Los oficios de los cocineros en el Siglo XVII fue algo de lo que la historia se encargó de atestiguarlo como un gran legado, por todo el esfuerzo que llegaron a dar.
Eran de ser seleccionados los más diestros para satisfacer los encantos de los reyes y emperadores, de los duques y los condes, trabajando en grandes palacios pero con rudimentarias herramientas, era muy escasa la preparación profesional de los equipos de trabajo y los insumos no eran siempre abundantes debido las guerras y conquistas que se daban entre los reinos.

François Vatel fue de esos cocineros que marcaron una huella y su corta vida fue tan fascinante como también creativa, a la razón de ser un cocinero líder en servicio de los faraónicos banquetes que a menudo celebraban y que bajo su mando se crearon muchos procedimientos en las cocinas que aún hoy prevalecen.
El tiempo indudablemente ha cambiado, los patrones de consumo y la gastronomía han evolucionado en el ampliarse a todos los segmentos existentes de un mercado de consumidores en donde los gustos varían de una población a otra, y de una generación a otra; lo que fuese en sus inicios una actividad destinada al deleite de los reyes, con el paso de los tiempos ha trascendido en ser accesible para la mayoría de la población y una eficaz lucha contra el hambre y la desnutrición
François Vatel fue un joven cocinero en los tiempos de Luis XIV y vivió una particular historia que tuvo un exilio en Inglaterra, su vida terminó en un suicidio a la edad de cuarenta años y su historia fue llevada al cine y protagonizada por Gerard Depardieu y Uma Thurman.
Al final del arboleado bulevar de Rohrmoser, a mano izquierda se encuentra el Restaurante Vatel, un nombre emblemático como ya hemos visto en el preámbulo de esta reseña.
Un lugar que cumple las expectativas de encontrar con una propuesta gastronómica inspirada en los conceptos franceses, con sus preparaciones a cargo de un joven cocinero Víctor Daniel Aguilar, formado en las cocinas del Hotel Intercontinental y del siempre referente Jürgens, el menú fue diseñado por Jacques Nicaise, un cocinero admirado y reconocido por su gran talento como también por sus amplios conocimientos.





Gravlax de Salmón El Gravlax es un imperdible de la alta cocina,una técnica de marinado con especies y eneldo, envuelto en pieles con vodka y jugo de limón y se les da un tiempo de 48 horas para dejar sentir su sabor junto con una ensalada bien escogida.

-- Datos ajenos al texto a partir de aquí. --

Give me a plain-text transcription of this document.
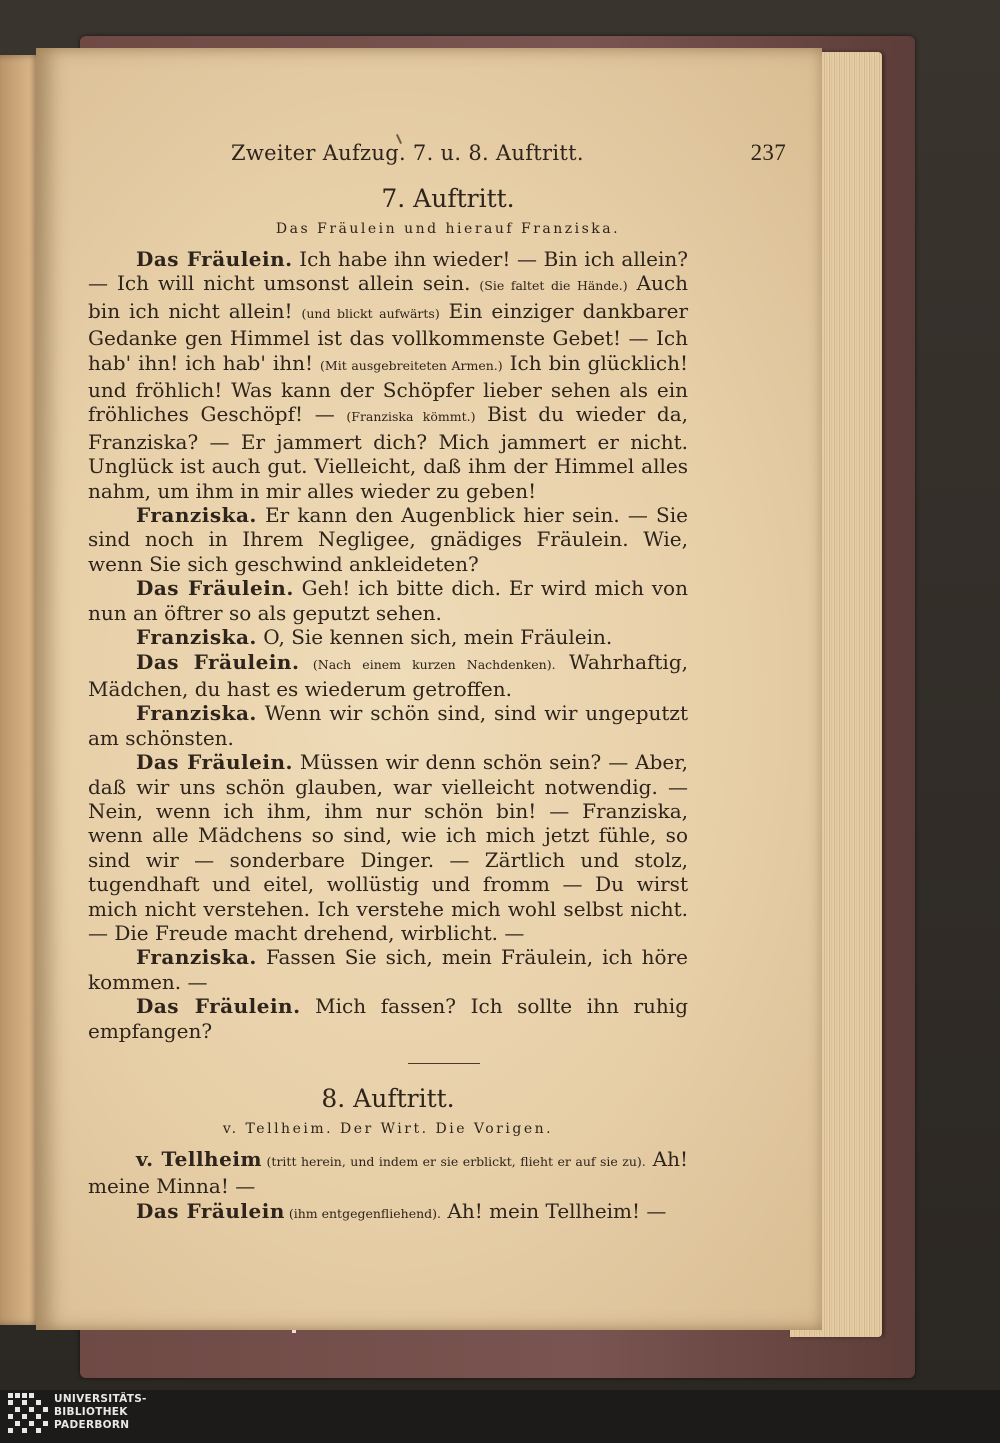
Zweiter Aufzug. 7. u. 8. Auftritt.	237
7. Auftritt.
Das Fräulein und hierauf Franziska.

Das Fräulein. Ich habe ihn wieder! — Bin ich allein? — Ich will nicht umsonst allein sein. (Sie faltet die Hände.) Auch bin ich nicht allein! (und blickt aufwärts) Ein einziger dankbarer Gedanke gen Himmel ist das vollkommenste Gebet! — Ich hab' ihn! ich hab' ihn! (Mit ausgebreiteten Armen.) Ich bin glücklich! und fröhlich! Was kann der Schöpfer lieber sehen als ein fröhliches Geschöpf! — (Franziska kömmt.) Bist du wieder da, Franziska? — Er jammert dich? Mich jammert er nicht. Unglück ist auch gut. Vielleicht, daß ihm der Himmel alles nahm, um ihm in mir alles wieder zu geben!

Franziska. Er kann den Augenblick hier sein. — Sie sind noch in Ihrem Negligee, gnädiges Fräulein. Wie, wenn Sie sich geschwind ankleideten?

Das Fräulein. Geh! ich bitte dich. Er wird mich von nun an öftrer so als geputzt sehen.

Franziska. O, Sie kennen sich, mein Fräulein.

Das Fräulein. (Nach einem kurzen Nachdenken). Wahrhaftig, Mädchen, du hast es wiederum getroffen.

Franziska. Wenn wir schön sind, sind wir ungeputzt am schönsten.

Das Fräulein. Müssen wir denn schön sein? — Aber, daß wir uns schön glauben, war vielleicht notwendig. — Nein, wenn ich ihm, ihm nur schön bin! — Franziska, wenn alle Mädchens so sind, wie ich mich jetzt fühle, so sind wir — sonderbare Dinger. — Zärtlich und stolz, tugendhaft und eitel, wollüstig und fromm — Du wirst mich nicht verstehen. Ich verstehe mich wohl selbst nicht. — Die Freude macht drehend, wirblicht. —

Franziska. Fassen Sie sich, mein Fräulein, ich höre kommen. —

Das Fräulein. Mich fassen? Ich sollte ihn ruhig empfangen?

8. Auftritt.
v. Tellheim. Der Wirt. Die Vorigen.

v. Tellheim (tritt herein, und indem er sie erblickt, flieht er auf sie zu). Ah! meine Minna! —

Das Fräulein (ihm entgegenfliehend). Ah! mein Tellheim! —

UNIVERSITÄTS-
BIBLIOTHEK
PADERBORN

Sabrosa entrada y con un shot de vodka, hace el arranque idóneo.
Terrina de conejo bastante suculenta, por lo que este plato marca la pauta de los sabores y texturas bien logradas. Acompañada de una salsa de Mostaza Dijon que siempre satisface.
Sopa de Cebolla con Queso Emmental Pocos platos franceses llega a estar buscándose como lo es este manjar; unas cebollas cocinadas a fuego lento, un caldo que remoja el pan integral y sobretodo el Queso Emmental que termina siendo el protagonista.
Lomito Richelieu con Champiñones y Trufa al Oporto. Monumental y de grandes atributos, una salsa hecha a partir de un buen caldo más las notas de trufas y Oporto que bañaban la carne tres cuadros cocimiento. Siempre le acompañan unos vegetales. Para repetir ese plato una y otra vez.
Rack de Cordero Carne súper suave que con su salsa bien podría revivir al cocinero Vatel y disuadirlo de que no se quite la vida. Una presentación de las costillas en forma de media luna digna de reconocer el talento de que tienen.
Crepe de Banano y Arándanos Unas bolas de helado de vainilla acompañaban ese postre que prometía y que cumplió las expectativas. Siempre es un buen final cuando de un buen postre se trata y aquí también lo fue.